Tip #2-Winter Emergency Kit

Remember how dad bought you an “emergency” kit when you got your first car? Well-it’s not just for the new teenage driver. Emergency car kits are really smart to have in general. They take up little room and can be stored in your trunk. What do they consist of? A blanket, gloves, boots, warm clothes, water, food, ice scraper, small shovel, flashlight, windshield washer fluid, jumper cables, tool kit, first aid kit, a bag of sand or salt for if you get stuck in snow.

Tip #3-Steer Into the Slide

It may seem scary, but when your tires lose traction on a turn, let off the acceleration and steer into the slide. In other words, turn your steering wheel slightly into the direction that your skidding. It will help your front tires re-establish a connection with the road.

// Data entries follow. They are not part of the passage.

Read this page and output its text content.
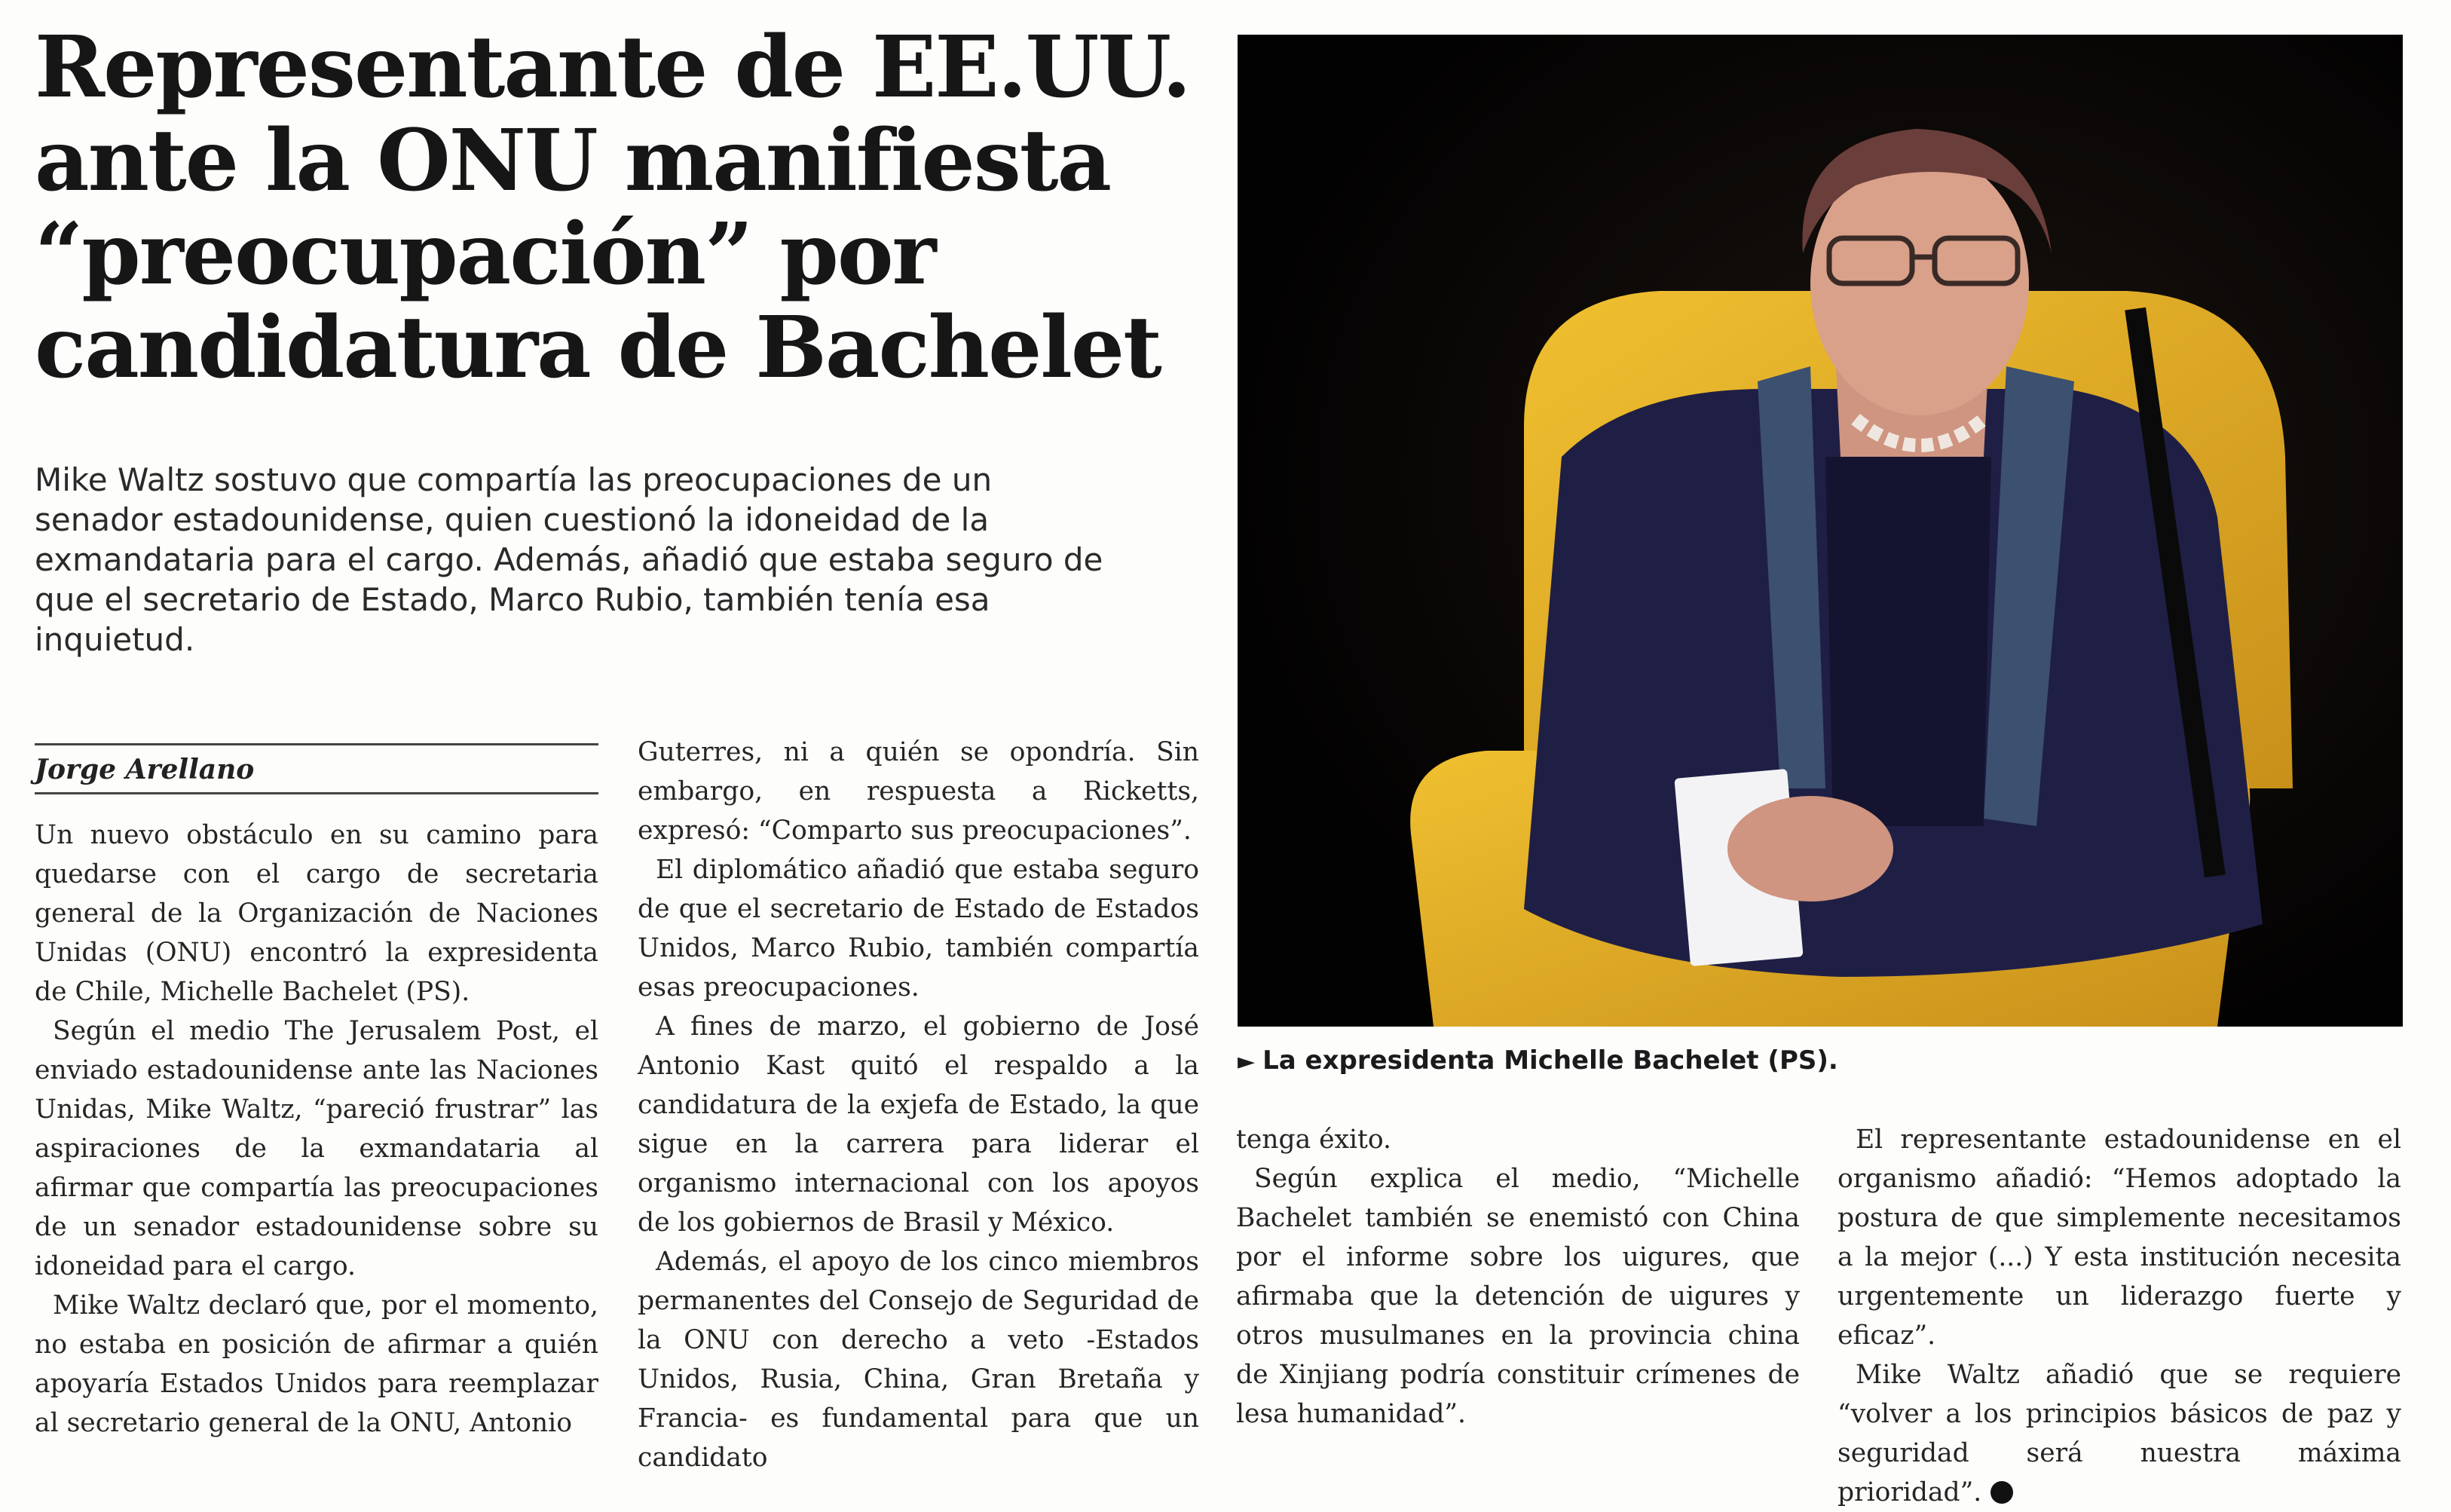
Representante de EE.UU.
ante la ONU manifiesta
“preocupación” por
candidatura de Bachelet

Mike Waltz sostuvo que compartía las preocupaciones de un senador estadounidense, quien cuestionó la idoneidad de la exmandataria para el cargo. Además, añadió que estaba seguro de que el secretario de Estado, Marco Rubio, también tenía esa inquietud.

Jorge Arellano

Un nuevo obstáculo en su camino para quedarse con el cargo de secretaria general de la Organización de Naciones Unidas (ONU) encontró la expresidenta de Chile, Michelle Bachelet (PS).

Según el medio The Jerusalem Post, el enviado estadounidense ante las Naciones Unidas, Mike Waltz, “pareció frustrar” las aspiraciones de la exmandataria al afirmar que compartía las preocupaciones de un senador estadounidense sobre su idoneidad para el cargo.

Mike Waltz declaró que, por el momento, no estaba en posición de afirmar a quién apoyaría Estados Unidos para reemplazar al secretario general de la ONU, Antonio

Guterres, ni a quién se opondría. Sin embargo, en respuesta a Ricketts, expresó: “Comparto sus preocupaciones”.

El diplomático añadió que estaba seguro de que el secretario de Estado de Estados Unidos, Marco Rubio, también compartía esas preocupaciones.

A fines de marzo, el gobierno de José Antonio Kast quitó el respaldo a la candidatura de la exjefa de Estado, la que sigue en la carrera para liderar el organismo internacional con los apoyos de los gobiernos de Brasil y México.

Además, el apoyo de los cinco miembros permanentes del Consejo de Seguridad de la ONU con derecho a veto -Estados Unidos, Rusia, China, Gran Bretaña y Francia- es fundamental para que un candidato

► La expresidenta Michelle Bachelet (PS).

tenga éxito.

Según explica el medio, “Michelle Bachelet también se enemistó con China por el informe sobre los uigures, que afirmaba que la detención de uigures y otros musulmanes en la provincia china de Xinjiang podría constituir crímenes de lesa humanidad”.

El representante estadounidense en el organismo añadió: “Hemos adoptado la postura de que simplemente necesitamos a la mejor (...) Y esta institución necesita urgentemente un liderazgo fuerte y eficaz”.

Mike Waltz añadió que se requiere “volver a los principios básicos de paz y seguridad será nuestra máxima prioridad”.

Fighting the skid will only make things worse.

If you happen to have a rear wheel drive that looses traction on a turn, ease off the gas and turn the wheel the same direction the rear tires are trying to go. This can help prevent you from spinning out of control.  (Unless of course-you like doing donuts just for fun)

Tip #4-Spare Some Gas

This is just plain common sense. Make sure to always leave at least a quarter tank of gas in your car. If your gas level drops below a quarter tank-you increase the risk of having frozen fuel lines. In addition, it might be a good idea to consider purchasing a small 1-5 gallon gas can and store it (empty) in  your trunk. It is never a good idea to carry gas in your trunk so don’t fill it, but an empty can will be useful if you run out of gas and need to bring some back to your car.

Tip #5-Snow Tires

It might be wise to consider purchasing a dedicated set of snow tires for when winter hits. These heavy duty tires are excellent at tracking through the snow and ice.

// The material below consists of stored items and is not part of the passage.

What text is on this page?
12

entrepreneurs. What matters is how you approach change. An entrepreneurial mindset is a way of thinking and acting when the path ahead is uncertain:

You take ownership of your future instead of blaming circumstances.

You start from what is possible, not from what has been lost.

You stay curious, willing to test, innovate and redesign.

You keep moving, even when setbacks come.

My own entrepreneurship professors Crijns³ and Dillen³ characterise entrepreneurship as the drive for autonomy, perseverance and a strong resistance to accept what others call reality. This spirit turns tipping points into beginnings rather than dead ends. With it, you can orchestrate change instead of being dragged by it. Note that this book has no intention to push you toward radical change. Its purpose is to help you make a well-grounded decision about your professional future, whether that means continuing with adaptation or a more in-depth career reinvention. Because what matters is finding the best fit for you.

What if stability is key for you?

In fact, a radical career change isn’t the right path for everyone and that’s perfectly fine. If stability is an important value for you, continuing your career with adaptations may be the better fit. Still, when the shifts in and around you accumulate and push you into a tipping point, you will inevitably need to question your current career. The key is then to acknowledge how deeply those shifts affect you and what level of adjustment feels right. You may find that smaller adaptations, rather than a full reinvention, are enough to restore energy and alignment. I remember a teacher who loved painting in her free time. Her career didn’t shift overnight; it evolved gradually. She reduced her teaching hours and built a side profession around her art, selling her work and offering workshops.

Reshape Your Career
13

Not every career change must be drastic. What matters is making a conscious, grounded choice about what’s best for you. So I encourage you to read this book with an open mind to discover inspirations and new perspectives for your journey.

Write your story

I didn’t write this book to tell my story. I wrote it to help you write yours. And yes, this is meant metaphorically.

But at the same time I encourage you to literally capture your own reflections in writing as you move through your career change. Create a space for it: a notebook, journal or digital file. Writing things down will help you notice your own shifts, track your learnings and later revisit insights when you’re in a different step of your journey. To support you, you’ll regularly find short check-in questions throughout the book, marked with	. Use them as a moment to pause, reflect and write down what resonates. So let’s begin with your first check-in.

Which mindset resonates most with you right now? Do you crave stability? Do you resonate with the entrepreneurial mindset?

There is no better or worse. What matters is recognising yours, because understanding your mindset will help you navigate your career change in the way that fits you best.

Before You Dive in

Tip #6-Don’t Spin Your Wheels

Traction is everything when it comes to driving in deep snow or on icy roadways. Try to avoid making your tires spin freely by accelerating and decelerating slowly. Leave enough distance between you and the vehicle in front and pay attention to the traffic ahead of you. Watch for brake lights and traffic suddenly stopping.

Tip #7-Don’t Lock Wheels

For those who do not have Anti-locking Braking Systems (ABS)- If you do get into a situation where you need to brake quickly, instead of jamming your foot on the brake, gently apply pressure on and off  the brake repeatedly. This will help prevent it from locking up. For those who do have ABS-apply your foot firmly on the break-the ABS will kick in and you will feel the brake pedal pulsating under your foot.

Tip #8-Stuck in a Rut

Getting stuck in high snow has got to be one of the most frustrating things about driving in winter. If you do find yourself stuck in a rut and you didn’t pack that emergency kit recommended in tip#2, you can try using your floor mats to help you out. Place your floor mats (rubber side down) in front of your drive wheels (the ones that move the car) and carefully apply pressure to your gas pedal. Your tires should grab hold of the mats, giving you just enough traction to get out of the hole you’ve dug yourself in.

Tip #9-False Sense of Security

It’s amazing how many people with AWD vehicles think their vehicle is somehow superior in treacherous conditions. This just isn’t so.  The only thing a 4WD or AWD vehicle does is increase traction control when accelerating. The All wheel drive vehicles are just as likely to loose control when cornering or braking. So please-if you drive one, continue to drive with the same caution as everyone else.

Tip #10-Take it Slow and Steady

Slow and steady wins the race. If its snowy, wet or slippery out, take it easy. It doesn’t matter if your running late or your just plain anxious to get somewhere-it’s not worth the risk of potentially getting hurt or hurting someone else. High speeds increase the potential for traction loss-and traction loss is a bad thing.